A rangoli using these modern materials was created by students of IDC for the inaugural ceremony of TYPOGRAPHY DAY at IITB. This is a perfect example of the combination of learned rangoli skills, usage of modern materials and innovation and adaptation of the design to suit the occasion. The following pictures indicate the same. One can observe from this rangoli the usage of certain alphabets from some of the Indian languages as repetitive design elements.
A brief list of the rangoli materials used in the modern day is as follows:
• Rangoli colors: These are readily available in the market.
• Marble dust: This gives a good result, but becomes very heavy to carry in bulk.
• Sawdust: Sawdust is easier to handle and spread. It even floats on water.
• Rice: This is used as it is or ground for fine texture. Grains of rice can be used by themselves or they can be colored using food colors.
• Coloured Suzi/rawa: These grains are harder than sawdust and easy to spread, but they do not mix too well with colors.
• Petals: Rose petals, marigold petals, small purple flowers, finely cut grass, leaves like methi leaves etc can be used to fill up large designs. Strings of marigold, strings of kanakambara(orange colored slim delicate flowers available in South India), jasmine etc also are used to outline the rangolis.
• Pulses: Different shaped and colored pulses are used to fill up large rangoli designs. They lend a texture to the patterns.
• Fabric or poster color mixed with chalk powder: Small quantity of color is mixed with chalk powder and applied with a brush on the floor. This looks like a painting on the floor ….not a traditional form of rangoli, but it has an advantage over the traditional format as it is very easy to create and lasts relatively long.
• Coloured stones: These are used only for big and abstract rangolis as finesse is not possible with such materials. Also, they are neatly arranged in the patterns rather than spread by hand.

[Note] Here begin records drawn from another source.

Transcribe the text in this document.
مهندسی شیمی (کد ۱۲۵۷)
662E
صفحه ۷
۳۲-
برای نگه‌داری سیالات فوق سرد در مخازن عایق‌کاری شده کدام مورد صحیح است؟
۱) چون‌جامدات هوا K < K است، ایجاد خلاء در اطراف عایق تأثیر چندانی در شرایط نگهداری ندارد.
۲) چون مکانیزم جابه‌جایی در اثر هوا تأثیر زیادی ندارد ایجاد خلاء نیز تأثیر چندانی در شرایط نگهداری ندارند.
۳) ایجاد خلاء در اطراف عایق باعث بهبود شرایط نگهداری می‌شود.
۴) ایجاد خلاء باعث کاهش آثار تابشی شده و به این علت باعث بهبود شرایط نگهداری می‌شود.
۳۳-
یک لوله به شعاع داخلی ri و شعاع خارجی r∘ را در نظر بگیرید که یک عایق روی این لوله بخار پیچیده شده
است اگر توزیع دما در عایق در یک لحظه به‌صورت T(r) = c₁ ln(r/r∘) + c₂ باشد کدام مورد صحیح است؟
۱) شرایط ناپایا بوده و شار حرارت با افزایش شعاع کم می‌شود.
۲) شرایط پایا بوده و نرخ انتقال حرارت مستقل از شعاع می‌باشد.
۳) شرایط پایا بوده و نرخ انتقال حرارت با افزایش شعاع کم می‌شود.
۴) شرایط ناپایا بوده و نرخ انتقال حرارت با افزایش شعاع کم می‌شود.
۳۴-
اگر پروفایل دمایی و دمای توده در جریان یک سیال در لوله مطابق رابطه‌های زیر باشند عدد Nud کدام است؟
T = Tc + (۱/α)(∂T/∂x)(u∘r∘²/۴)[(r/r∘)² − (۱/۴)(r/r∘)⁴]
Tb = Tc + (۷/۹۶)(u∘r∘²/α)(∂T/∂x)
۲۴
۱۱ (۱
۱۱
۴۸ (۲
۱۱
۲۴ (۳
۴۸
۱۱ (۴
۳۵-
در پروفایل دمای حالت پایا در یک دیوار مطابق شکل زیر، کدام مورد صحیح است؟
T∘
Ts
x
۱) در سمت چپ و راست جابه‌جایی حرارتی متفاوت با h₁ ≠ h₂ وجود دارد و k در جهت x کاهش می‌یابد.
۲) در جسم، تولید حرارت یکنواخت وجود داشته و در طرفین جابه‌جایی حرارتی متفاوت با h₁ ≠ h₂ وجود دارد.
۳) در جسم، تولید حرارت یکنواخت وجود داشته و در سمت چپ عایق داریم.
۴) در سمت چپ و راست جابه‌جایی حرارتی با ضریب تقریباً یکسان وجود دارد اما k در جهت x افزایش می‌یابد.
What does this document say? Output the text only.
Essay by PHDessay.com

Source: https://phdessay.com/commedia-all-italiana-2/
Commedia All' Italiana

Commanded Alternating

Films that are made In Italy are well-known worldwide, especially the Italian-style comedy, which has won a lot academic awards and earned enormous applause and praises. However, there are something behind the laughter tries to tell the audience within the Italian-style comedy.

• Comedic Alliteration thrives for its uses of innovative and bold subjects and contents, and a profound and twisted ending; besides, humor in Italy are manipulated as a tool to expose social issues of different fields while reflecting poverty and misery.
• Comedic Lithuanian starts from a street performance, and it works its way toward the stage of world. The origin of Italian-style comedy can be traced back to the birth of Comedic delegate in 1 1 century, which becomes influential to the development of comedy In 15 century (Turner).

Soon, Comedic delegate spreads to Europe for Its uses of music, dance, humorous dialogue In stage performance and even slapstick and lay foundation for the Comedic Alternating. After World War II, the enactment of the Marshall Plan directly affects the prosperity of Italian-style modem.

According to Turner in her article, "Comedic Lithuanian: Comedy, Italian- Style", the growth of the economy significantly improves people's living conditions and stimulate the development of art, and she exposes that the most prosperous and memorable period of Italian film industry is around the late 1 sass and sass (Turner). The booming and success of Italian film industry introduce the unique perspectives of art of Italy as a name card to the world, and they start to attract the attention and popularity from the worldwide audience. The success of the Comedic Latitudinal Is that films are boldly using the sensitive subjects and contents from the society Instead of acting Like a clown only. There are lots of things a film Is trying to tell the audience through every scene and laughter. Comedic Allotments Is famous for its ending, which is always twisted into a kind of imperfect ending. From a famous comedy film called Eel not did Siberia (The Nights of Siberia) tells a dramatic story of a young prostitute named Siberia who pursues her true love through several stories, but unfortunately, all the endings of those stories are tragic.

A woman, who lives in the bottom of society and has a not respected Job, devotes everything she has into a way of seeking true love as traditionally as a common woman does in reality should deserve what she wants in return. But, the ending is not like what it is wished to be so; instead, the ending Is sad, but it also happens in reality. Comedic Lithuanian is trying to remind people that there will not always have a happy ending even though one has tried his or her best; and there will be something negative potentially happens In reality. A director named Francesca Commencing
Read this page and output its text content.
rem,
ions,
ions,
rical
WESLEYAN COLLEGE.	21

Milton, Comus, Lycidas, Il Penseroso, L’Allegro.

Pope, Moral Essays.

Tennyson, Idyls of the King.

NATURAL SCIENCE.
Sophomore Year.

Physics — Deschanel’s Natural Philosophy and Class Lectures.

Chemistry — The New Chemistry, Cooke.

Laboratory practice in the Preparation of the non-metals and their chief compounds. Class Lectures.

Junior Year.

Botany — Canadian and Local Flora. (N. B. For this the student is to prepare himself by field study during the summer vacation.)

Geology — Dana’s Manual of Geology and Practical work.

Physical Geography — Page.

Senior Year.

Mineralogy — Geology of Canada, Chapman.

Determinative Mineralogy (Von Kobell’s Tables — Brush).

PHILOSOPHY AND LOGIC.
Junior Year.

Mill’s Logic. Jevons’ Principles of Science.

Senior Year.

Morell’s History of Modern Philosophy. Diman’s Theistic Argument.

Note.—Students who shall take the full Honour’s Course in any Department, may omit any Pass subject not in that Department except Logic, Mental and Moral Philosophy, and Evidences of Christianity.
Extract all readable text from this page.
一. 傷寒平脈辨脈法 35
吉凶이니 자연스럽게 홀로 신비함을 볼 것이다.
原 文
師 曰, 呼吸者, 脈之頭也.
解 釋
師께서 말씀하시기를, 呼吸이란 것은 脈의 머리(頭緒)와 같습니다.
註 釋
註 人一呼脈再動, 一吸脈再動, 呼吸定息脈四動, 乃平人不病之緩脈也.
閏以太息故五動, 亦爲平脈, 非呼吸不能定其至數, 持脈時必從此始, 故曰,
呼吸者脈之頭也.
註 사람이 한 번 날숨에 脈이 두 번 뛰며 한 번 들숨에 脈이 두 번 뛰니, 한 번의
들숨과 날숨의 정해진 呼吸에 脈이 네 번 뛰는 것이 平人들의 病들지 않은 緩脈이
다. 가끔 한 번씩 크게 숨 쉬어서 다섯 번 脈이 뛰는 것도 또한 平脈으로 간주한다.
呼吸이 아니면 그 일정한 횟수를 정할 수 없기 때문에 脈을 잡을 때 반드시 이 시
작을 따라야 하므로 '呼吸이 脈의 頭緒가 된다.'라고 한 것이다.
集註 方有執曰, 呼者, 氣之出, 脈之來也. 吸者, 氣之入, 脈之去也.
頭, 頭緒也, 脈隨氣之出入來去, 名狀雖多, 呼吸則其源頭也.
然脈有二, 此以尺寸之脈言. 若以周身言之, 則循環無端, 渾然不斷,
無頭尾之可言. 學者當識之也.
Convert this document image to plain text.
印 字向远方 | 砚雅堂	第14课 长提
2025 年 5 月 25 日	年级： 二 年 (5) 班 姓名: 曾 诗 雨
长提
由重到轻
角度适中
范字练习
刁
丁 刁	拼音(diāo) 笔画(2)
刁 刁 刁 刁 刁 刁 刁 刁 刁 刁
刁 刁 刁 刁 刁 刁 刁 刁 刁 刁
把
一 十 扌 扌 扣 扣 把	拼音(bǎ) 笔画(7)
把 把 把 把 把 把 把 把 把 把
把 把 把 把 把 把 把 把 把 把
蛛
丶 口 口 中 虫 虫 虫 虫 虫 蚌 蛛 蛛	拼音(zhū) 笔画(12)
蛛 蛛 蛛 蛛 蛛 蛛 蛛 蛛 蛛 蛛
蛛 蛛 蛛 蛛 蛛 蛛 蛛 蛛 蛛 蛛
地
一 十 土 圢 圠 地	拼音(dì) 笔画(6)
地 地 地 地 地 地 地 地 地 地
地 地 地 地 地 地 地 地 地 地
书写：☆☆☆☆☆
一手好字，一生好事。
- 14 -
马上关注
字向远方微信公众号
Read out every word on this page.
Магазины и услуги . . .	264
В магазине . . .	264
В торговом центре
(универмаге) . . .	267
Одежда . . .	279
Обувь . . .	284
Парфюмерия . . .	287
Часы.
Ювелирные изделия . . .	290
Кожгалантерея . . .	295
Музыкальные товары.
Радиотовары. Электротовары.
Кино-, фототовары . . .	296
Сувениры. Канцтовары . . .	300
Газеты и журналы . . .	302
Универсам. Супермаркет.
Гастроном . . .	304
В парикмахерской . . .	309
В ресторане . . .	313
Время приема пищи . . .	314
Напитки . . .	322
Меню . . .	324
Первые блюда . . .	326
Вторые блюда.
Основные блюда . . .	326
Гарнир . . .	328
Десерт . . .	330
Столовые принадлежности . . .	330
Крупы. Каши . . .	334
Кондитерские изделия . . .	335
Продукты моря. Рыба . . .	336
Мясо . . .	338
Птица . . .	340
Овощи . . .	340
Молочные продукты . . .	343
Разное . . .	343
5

Materials used during special occasions in rangolis:
Rangoli also has a religious significance, enhancing the beauty of the surroundings and spreading joy and happiness all around. In Indian cultures, all guests and visitors occupy a very special place, and a rangoli is an expression of this warm hospitality. In particular, the Diwali festival is widely celebrated with rangoli, since at this time people visit each other’s homes to exchange greetings and sweets. Festivals like the Onam and Diwali are Indian religious events where the Rangoli designs are used profusely.
In the south Indian state of Kerala, flowers like marigolds and chrysanthemums and leaves are used to create Rangoli-the floor art is also known as pookolam. This is specially done on Onam Day (the most important festival in Kerala) or during the whole Onam Week when designs are changed every day.